Russia Hopes Nuclear Talks Continue Despite US Rejection

New START will expire in February 2021

On Monday, Russia said it is still hopeful nuclear arms control talks will continue with the US despite Washington rejecting Moscow’s proposal to extend the New START.

Kremlin spokesman Dmitry Peskov warned that the loss of the treaty would have “harmful” consequences. The New START is the last constraint on the nuclear arsenals of the two powers and will expire in February 2021.

Last Friday, Russian President Vladimir Putin proposed to extend the treaty for one year with no preconditions. This was quickly rejected by Washington. National Security Advisor Robert O’Brien said Putin’s offer was a “non-starter.”
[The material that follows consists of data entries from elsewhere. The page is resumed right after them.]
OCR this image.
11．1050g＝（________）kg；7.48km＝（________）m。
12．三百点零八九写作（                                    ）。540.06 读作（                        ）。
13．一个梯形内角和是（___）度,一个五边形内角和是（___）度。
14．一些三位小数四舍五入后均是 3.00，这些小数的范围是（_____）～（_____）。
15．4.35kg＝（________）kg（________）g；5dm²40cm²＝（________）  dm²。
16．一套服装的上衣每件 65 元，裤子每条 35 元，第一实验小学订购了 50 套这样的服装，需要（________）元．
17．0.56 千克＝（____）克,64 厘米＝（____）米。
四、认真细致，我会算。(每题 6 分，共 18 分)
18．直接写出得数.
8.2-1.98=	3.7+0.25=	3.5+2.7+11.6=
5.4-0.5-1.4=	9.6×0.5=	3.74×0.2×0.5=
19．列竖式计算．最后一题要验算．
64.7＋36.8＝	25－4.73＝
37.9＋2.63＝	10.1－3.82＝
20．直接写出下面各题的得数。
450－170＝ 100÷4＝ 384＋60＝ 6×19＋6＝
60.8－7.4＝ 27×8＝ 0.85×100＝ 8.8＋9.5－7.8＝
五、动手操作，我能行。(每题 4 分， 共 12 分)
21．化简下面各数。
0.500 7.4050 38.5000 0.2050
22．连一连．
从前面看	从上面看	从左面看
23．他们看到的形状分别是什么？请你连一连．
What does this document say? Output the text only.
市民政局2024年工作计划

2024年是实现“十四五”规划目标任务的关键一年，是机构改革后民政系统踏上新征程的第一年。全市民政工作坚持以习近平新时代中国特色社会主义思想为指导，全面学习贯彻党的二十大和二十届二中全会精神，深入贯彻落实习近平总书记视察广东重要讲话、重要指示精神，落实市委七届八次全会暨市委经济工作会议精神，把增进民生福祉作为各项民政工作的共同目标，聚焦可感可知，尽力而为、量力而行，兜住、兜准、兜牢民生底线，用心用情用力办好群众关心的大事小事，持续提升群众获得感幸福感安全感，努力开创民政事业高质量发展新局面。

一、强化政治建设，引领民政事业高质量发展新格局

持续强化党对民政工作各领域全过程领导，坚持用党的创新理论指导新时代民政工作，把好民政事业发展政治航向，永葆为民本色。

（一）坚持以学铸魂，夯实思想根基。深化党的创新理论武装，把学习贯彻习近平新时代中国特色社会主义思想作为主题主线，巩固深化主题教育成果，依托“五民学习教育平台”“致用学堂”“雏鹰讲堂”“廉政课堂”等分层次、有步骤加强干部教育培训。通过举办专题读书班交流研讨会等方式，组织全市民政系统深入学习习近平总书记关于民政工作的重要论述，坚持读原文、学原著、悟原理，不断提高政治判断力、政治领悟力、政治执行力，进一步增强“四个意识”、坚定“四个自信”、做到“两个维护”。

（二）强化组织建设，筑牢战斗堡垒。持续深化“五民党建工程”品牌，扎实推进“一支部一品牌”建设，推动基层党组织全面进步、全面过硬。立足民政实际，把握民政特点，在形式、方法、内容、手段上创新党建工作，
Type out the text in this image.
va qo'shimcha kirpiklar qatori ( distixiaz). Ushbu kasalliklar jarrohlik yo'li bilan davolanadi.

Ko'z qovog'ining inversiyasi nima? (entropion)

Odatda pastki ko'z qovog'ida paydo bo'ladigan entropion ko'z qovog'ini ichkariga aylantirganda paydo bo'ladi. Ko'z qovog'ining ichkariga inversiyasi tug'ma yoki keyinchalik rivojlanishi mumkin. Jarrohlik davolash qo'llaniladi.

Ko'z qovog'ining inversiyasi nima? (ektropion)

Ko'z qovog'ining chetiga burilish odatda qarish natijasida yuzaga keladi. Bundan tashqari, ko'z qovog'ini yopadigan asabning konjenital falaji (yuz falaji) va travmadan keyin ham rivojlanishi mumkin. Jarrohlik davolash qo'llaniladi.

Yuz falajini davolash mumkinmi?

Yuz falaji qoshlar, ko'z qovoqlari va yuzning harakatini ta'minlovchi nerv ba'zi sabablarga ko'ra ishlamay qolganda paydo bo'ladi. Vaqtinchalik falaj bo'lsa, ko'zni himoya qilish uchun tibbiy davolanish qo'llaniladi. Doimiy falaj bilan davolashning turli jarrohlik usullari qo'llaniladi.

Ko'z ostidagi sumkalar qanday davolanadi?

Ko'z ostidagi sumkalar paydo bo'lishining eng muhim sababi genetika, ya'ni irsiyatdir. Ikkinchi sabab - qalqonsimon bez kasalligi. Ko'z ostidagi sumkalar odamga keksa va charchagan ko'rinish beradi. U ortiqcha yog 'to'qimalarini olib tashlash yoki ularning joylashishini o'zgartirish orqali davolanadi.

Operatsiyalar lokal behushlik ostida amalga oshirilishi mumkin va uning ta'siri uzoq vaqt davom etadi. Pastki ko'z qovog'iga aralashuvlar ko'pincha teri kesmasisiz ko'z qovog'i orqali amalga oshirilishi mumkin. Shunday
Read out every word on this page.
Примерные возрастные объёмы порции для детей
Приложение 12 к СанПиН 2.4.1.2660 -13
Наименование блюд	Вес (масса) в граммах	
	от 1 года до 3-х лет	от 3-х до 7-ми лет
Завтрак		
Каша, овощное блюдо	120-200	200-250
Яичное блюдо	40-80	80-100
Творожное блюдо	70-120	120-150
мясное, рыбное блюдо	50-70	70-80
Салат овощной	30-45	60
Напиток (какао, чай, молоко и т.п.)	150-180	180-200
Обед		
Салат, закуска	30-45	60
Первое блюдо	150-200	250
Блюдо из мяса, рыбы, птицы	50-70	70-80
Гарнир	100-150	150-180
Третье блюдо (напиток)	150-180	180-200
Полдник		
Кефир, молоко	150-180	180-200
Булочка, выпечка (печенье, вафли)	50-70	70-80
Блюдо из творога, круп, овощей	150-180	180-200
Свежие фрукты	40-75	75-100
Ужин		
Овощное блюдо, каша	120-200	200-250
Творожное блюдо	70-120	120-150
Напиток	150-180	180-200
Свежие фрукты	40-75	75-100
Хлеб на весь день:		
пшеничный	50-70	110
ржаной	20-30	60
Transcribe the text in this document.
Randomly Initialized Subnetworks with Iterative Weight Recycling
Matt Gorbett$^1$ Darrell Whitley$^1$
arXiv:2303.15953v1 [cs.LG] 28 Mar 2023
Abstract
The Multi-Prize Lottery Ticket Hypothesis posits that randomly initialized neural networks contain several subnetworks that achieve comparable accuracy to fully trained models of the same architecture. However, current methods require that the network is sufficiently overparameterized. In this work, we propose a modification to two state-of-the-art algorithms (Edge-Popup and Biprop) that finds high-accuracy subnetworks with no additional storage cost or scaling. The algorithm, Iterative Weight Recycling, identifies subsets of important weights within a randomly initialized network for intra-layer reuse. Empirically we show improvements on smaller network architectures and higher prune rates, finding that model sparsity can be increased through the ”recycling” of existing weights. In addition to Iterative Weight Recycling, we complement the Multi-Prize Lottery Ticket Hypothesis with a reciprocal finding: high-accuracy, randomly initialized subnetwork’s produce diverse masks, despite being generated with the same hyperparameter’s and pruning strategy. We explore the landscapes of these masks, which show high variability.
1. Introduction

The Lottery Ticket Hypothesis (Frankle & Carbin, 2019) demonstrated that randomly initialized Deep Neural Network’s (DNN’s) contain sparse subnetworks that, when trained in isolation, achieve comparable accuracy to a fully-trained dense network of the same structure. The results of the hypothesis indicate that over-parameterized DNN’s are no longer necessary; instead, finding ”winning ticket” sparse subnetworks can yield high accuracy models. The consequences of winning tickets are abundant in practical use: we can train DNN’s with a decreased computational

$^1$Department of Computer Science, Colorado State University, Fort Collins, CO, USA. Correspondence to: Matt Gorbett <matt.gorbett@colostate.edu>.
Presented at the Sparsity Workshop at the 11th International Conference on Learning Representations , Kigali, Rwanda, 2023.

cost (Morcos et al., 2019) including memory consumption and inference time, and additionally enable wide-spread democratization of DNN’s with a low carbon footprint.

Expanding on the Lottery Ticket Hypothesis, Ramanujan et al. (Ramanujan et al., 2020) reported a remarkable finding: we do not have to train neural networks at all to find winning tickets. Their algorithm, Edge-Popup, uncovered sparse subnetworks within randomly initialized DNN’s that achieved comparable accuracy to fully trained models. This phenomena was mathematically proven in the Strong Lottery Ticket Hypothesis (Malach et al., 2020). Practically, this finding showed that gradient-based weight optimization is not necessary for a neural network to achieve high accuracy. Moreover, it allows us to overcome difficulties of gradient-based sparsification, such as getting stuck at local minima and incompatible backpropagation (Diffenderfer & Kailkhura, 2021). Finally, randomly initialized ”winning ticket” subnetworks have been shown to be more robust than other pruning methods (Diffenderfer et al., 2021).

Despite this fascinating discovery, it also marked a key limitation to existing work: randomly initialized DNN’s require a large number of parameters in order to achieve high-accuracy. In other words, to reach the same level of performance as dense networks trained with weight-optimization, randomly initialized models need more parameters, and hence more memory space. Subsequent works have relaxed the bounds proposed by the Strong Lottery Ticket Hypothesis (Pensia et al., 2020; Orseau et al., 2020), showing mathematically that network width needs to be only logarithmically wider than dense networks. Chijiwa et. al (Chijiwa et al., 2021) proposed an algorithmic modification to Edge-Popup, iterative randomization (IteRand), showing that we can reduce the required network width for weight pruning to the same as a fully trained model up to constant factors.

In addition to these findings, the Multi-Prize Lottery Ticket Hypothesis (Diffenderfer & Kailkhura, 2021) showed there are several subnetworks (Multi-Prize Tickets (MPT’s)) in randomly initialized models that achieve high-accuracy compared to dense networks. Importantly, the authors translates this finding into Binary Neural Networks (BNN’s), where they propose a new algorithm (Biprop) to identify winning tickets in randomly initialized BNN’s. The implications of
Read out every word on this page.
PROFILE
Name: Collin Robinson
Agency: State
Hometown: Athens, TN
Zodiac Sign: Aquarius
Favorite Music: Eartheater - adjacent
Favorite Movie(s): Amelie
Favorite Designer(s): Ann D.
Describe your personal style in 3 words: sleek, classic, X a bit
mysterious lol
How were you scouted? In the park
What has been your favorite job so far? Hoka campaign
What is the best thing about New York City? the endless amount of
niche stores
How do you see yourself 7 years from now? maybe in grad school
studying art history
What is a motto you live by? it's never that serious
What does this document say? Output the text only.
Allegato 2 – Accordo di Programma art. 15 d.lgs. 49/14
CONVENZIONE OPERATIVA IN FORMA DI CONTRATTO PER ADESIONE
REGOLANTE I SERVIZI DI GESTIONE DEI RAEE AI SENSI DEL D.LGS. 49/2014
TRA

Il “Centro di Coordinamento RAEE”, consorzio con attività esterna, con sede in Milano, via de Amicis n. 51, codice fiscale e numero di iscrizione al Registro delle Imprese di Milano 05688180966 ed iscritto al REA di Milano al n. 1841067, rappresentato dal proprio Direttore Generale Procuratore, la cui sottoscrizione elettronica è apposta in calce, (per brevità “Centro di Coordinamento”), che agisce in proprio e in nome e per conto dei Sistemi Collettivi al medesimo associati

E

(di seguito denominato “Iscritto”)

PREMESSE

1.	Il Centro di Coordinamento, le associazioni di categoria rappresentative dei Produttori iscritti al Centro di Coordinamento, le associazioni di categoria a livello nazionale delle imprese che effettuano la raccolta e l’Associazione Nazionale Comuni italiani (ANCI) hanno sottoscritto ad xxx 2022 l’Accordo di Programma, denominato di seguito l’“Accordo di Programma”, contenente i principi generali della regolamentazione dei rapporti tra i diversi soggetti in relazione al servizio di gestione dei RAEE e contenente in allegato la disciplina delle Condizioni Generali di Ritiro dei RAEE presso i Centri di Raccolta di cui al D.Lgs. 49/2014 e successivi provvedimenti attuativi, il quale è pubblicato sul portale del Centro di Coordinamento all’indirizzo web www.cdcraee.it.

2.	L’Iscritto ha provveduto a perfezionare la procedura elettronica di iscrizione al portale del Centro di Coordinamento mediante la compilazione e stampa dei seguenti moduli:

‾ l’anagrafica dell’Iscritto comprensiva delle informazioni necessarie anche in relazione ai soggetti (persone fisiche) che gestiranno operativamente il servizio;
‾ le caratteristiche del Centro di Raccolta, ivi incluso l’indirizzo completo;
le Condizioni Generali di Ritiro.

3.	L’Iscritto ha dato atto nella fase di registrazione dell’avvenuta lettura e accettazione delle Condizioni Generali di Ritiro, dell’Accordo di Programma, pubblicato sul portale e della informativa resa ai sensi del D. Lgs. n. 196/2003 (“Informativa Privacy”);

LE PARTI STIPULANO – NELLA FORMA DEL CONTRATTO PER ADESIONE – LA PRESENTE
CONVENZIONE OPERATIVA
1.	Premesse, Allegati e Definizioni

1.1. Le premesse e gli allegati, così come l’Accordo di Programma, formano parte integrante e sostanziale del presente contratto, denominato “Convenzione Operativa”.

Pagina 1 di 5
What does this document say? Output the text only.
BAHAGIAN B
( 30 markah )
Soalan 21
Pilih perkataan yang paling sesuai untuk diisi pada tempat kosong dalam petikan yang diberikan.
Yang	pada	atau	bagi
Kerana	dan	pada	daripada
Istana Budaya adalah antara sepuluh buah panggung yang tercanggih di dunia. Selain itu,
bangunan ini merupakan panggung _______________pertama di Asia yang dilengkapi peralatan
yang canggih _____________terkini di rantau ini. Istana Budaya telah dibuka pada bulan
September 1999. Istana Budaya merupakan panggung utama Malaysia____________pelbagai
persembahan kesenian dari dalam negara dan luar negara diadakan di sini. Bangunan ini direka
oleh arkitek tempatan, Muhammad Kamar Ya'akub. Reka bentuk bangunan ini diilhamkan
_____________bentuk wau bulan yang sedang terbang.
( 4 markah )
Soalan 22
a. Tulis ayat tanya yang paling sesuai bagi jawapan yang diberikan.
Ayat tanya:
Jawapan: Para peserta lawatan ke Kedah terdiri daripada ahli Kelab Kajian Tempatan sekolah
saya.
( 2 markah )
O’Brien said the US asked Russia to extend the treaty for a year in exchange for a mutual freeze on each country’s entire nuclear arsenal, including weapons not covered by the New START. Russian negotiators have previously called this US demand “unacceptable.”

The New START limits the number of missiles, bombers, and nuclear warheads each signatory can have deployed. The US is demanding a new treaty include more types of weapons.

Russia is open to further limitations for a future treaty but hopes to extend New START as it is. Moscow has repeatedly offered to renew the treaty for five years with no preconditions, as the agreement allows.

President Trump’s envoy for the arms control talks, Marshal Billingslea, has made it clear the administration is pursuing an agreement with Russia to gain a foreign policy victory ahead of the presidential election. Billingslea said the price for Moscow to renew the treaty “will go up” if a deal is not reached before November 3rd.

Democratic presidential nominee Joe Biden has said he plans to extend the New START and build new treaties on top of it. Moscow will likely wait and see who wins in November before agreeing to any additional concessions.